While this bear market is reaping rewards for many investors, words of warning come from one expert who fears that some investors are becoming too complacent.
He also highlights that the economic data is not necessarily all good news.
The warning comes from Russ Koesterich, an analyst at asset management firm BlackRock, who points to news that America added 136,000 new jobs in January, which pushed the rate of unemployment down to 7.7%.
That’s the lowest since 2008, but the hourly earnings for workers has remained stagnant and is not keeping up with inflation as wages increased just 2% last year.
This data, says Koesterich, suggests that while the American economy is managing to generate new jobs, it’s not at a fast enough rate to drive up wages.

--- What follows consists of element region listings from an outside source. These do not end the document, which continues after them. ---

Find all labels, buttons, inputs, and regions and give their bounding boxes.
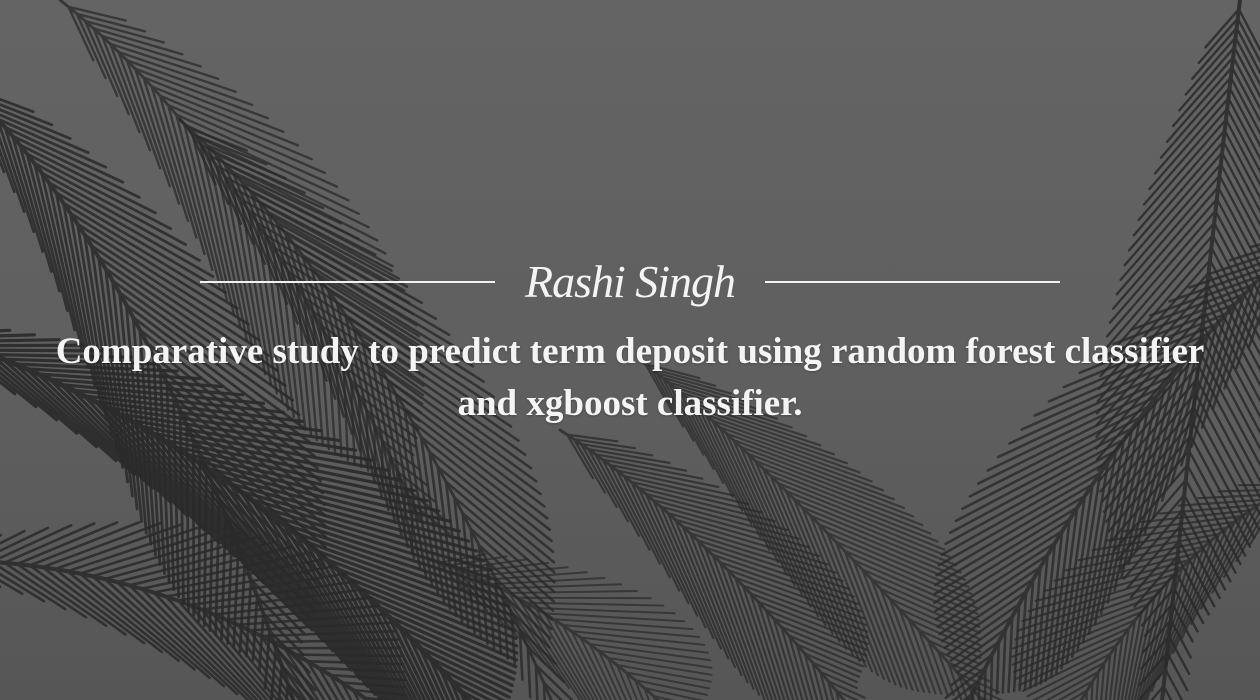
author-name: Rashi Singh xyxy=(524,256,736,307)
slide-title: Comparative study to predict term deposi… xyxy=(55,331,1205,424)
author-byline: Rashi Singh xyxy=(200,250,1060,314)
left-divider xyxy=(200,281,495,283)
right-divider xyxy=(765,281,1060,283)
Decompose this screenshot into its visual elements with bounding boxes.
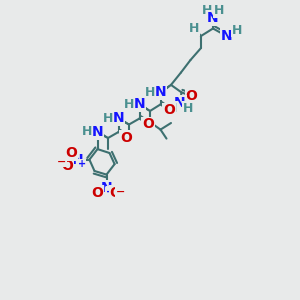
Polygon shape xyxy=(97,131,108,138)
Polygon shape xyxy=(160,85,171,93)
Text: O: O xyxy=(163,103,175,117)
Text: +: + xyxy=(77,159,86,170)
Polygon shape xyxy=(139,103,150,111)
Text: +: + xyxy=(106,187,115,197)
Text: −: − xyxy=(116,187,125,197)
Text: O: O xyxy=(61,159,74,172)
Text: H: H xyxy=(183,101,194,115)
Text: O: O xyxy=(65,146,77,160)
Text: H: H xyxy=(103,112,113,125)
Text: N: N xyxy=(72,153,83,166)
Text: H: H xyxy=(202,4,212,17)
Text: H: H xyxy=(82,125,92,139)
Text: O: O xyxy=(120,131,132,145)
Text: N: N xyxy=(101,181,112,194)
Text: O: O xyxy=(142,118,154,131)
Text: H: H xyxy=(232,23,242,37)
Text: H: H xyxy=(167,101,177,115)
Text: N: N xyxy=(113,112,124,125)
Text: N: N xyxy=(92,125,103,139)
Text: H: H xyxy=(189,22,200,35)
Text: O: O xyxy=(92,186,104,200)
Text: H: H xyxy=(214,4,224,17)
Text: H: H xyxy=(124,98,134,111)
Text: −: − xyxy=(57,156,66,167)
Text: O: O xyxy=(110,186,122,200)
Polygon shape xyxy=(118,118,129,124)
Text: O: O xyxy=(185,89,197,103)
Text: N: N xyxy=(174,96,186,110)
Text: H: H xyxy=(145,86,155,99)
Text: N: N xyxy=(221,29,232,43)
Text: N: N xyxy=(155,85,166,99)
Text: N: N xyxy=(134,98,145,111)
Text: N: N xyxy=(207,11,219,25)
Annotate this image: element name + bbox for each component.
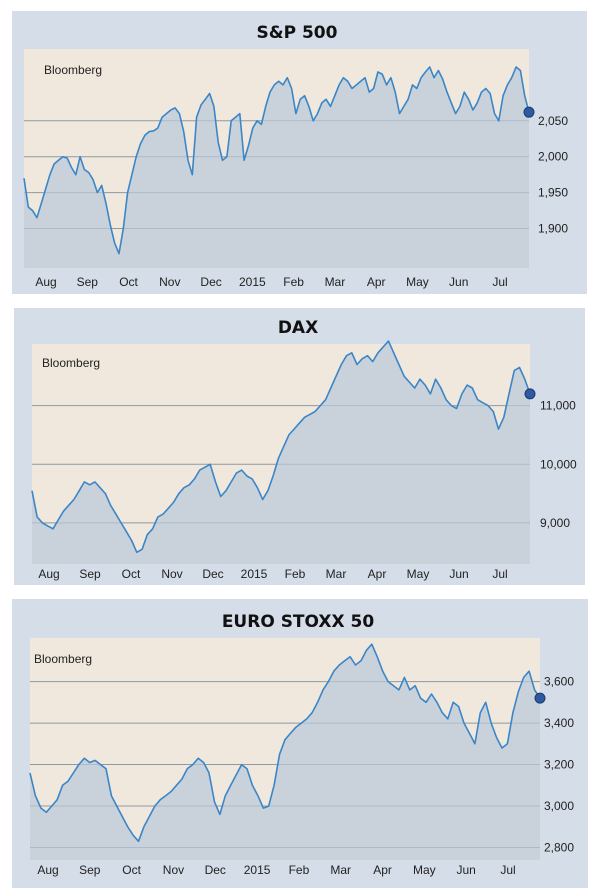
panel-sp500-x-tick-label: Sep xyxy=(77,275,99,289)
panel-sp500-x-tick-label: Dec xyxy=(200,275,221,289)
panel-eurostoxx-title: EURO STOXX 50 xyxy=(222,612,375,632)
panel-sp500-y-tick-label: 1,900 xyxy=(538,222,568,236)
panel-sp500: S&P 500 Bloomberg 1,900 1,950 2,000 2,050 A… xyxy=(12,11,587,294)
panel-eurostoxx: EURO STOXX 50 Bloomberg 2,800 3,000 3,200 3… xyxy=(12,599,588,888)
panel-dax-title: DAX xyxy=(278,318,318,338)
panel-sp500-x-tick-label: Mar xyxy=(325,275,346,289)
panel-sp500-y-tick-label: 1,950 xyxy=(538,186,568,200)
panel-eurostoxx-y-axis: 2,800 3,000 3,200 3,400 3,600 xyxy=(544,675,574,855)
panel-eurostoxx-endpoint-marker xyxy=(534,692,546,704)
panel-dax-y-axis: 9,000 10,000 11,000 xyxy=(540,399,577,530)
panel-sp500-y-tick-label: 2,050 xyxy=(538,114,568,128)
panel-sp500-x-axis: Aug Sep Oct Nov Dec 2015 Feb Mar Apr May Jun Jul xyxy=(35,275,507,289)
panel-sp500-title: S&P 500 xyxy=(257,23,338,43)
panel-eurostoxx-y-tick-label: 3,400 xyxy=(544,716,574,730)
panel-dax-source: Bloomberg xyxy=(42,356,100,370)
panel-eurostoxx-area xyxy=(30,644,540,860)
panel-sp500-x-tick-label: 2015 xyxy=(239,275,266,289)
panel-dax-x-tick-label: Sep xyxy=(79,567,101,581)
panel-sp500-y-axis: 1,900 1,950 2,000 2,050 xyxy=(538,114,568,236)
panel-dax-area xyxy=(32,341,530,564)
panel-eurostoxx-y-tick-label: 3,000 xyxy=(544,799,574,813)
panel-eurostoxx-source: Bloomberg xyxy=(34,652,92,666)
panel-sp500-x-tick-label: May xyxy=(406,275,429,289)
panel-eurostoxx-x-tick-label: May xyxy=(413,863,436,877)
panel-dax-endpoint-marker xyxy=(524,388,536,400)
panel-dax-x-tick-label: Oct xyxy=(122,567,141,581)
panel-dax: DAX Bloomberg 9,000 10,000 11,000 Aug Sep Oc… xyxy=(14,308,585,585)
panel-eurostoxx-x-tick-label: Jul xyxy=(500,863,515,877)
panel-dax-y-tick-label: 11,000 xyxy=(540,399,576,413)
panel-dax-x-tick-label: Aug xyxy=(38,567,59,581)
panel-eurostoxx-x-tick-label: Dec xyxy=(205,863,226,877)
panel-dax-line xyxy=(31,340,531,554)
panel-dax-x-tick-label: Jul xyxy=(492,567,507,581)
panel-dax-x-tick-label: 2015 xyxy=(241,567,268,581)
panel-dax-x-tick-label: Dec xyxy=(202,567,223,581)
panel-dax-y-tick-label: 9,000 xyxy=(540,516,570,530)
panel-sp500-source: Bloomberg xyxy=(44,63,102,77)
panel-eurostoxx-x-tick-label: Mar xyxy=(330,863,351,877)
panel-sp500-x-tick-label: Jun xyxy=(449,275,468,289)
panel-sp500-x-tick-label: Oct xyxy=(119,275,138,289)
panel-sp500-x-tick-label: Jul xyxy=(492,275,507,289)
panel-dax-x-tick-label: Jun xyxy=(449,567,468,581)
panel-sp500-x-tick-label: Nov xyxy=(159,275,180,289)
panel-dax-x-tick-label: Nov xyxy=(161,567,182,581)
panel-sp500-endpoint-marker xyxy=(523,106,535,118)
panel-eurostoxx-x-tick-label: Apr xyxy=(373,863,392,877)
panel-sp500-x-tick-label: Apr xyxy=(367,275,386,289)
panel-eurostoxx-x-tick-label: Sep xyxy=(79,863,101,877)
panel-sp500-x-tick-label: Aug xyxy=(35,275,56,289)
panel-eurostoxx-x-tick-label: Nov xyxy=(163,863,184,877)
panel-eurostoxx-y-tick-label: 3,200 xyxy=(544,758,574,772)
panel-dax-x-tick-label: Mar xyxy=(326,567,347,581)
panel-dax-x-tick-label: Apr xyxy=(368,567,387,581)
panel-dax-x-tick-label: Feb xyxy=(285,567,306,581)
panel-dax-x-tick-label: May xyxy=(407,567,430,581)
panel-eurostoxx-x-tick-label: 2015 xyxy=(244,863,271,877)
panel-eurostoxx-x-axis: Aug Sep Oct Nov Dec 2015 Feb Mar Apr May Jun Jul xyxy=(37,863,515,877)
panel-eurostoxx-x-tick-label: Aug xyxy=(37,863,58,877)
panel-sp500-line xyxy=(23,66,530,255)
panel-eurostoxx-x-tick-label: Feb xyxy=(289,863,310,877)
panel-eurostoxx-x-tick-label: Oct xyxy=(122,863,141,877)
panel-eurostoxx-y-tick-label: 3,600 xyxy=(544,675,574,689)
panel-sp500-area xyxy=(24,67,529,268)
panel-eurostoxx-line xyxy=(29,643,541,843)
panel-sp500-y-tick-label: 2,000 xyxy=(538,150,568,164)
panel-eurostoxx-y-tick-label: 2,800 xyxy=(544,841,574,855)
panel-eurostoxx-x-tick-label: Jun xyxy=(457,863,476,877)
panel-dax-y-tick-label: 10,000 xyxy=(540,457,577,471)
panel-sp500-x-tick-label: Feb xyxy=(283,275,304,289)
panel-dax-x-axis: Aug Sep Oct Nov Dec 2015 Feb Mar Apr May Jun Jul xyxy=(38,567,507,581)
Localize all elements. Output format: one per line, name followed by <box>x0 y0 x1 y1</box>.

He also says that the US labour force participation rate of 63.5%, the lowest figure since August last year, will slow the economy’s growth as fewer people are available for work.
This means that in the long term, underlying problems with economic growth in the US signal investors should become more selective to protect themselves.
Koesterich said: “Stocks have been experiencing a strong run and the magnitude of recent gains is causing some indicators to flash yellow.
“After spiking a couple of weeks ago, volatility measures have fallen again, suggesting that some investors are becoming complacent. Investors should become more selective as they look at potential investment opportunities.”
He also says that the growth in corporate earnings is not keeping up with price rises, which makes some stocks less attractive – though still better value when compared to cash and bonds.
Economy under pressure
Other economic data for the US show that there was a fall of personal incomes of 3.6% last year and shopping malls saw a drop footfall traffic of 4% in January.
Consumer spending in the US is under pressure and small businesses lack confidence.
However, other analysts are pointing to the growing divergence between the US economy and the weakening Eurozone which has seen the European Central Bank cut its inflation and GDP forecasts in response to further signs that America is growing economically stronger.
Though commodities have performed poorly since the end of 2011, many analysts are now predicting an upturn in prices led by global growth as countries require more oil and industrial metals.
Agricultural commodities are highlighted as best for short term investment opportunities.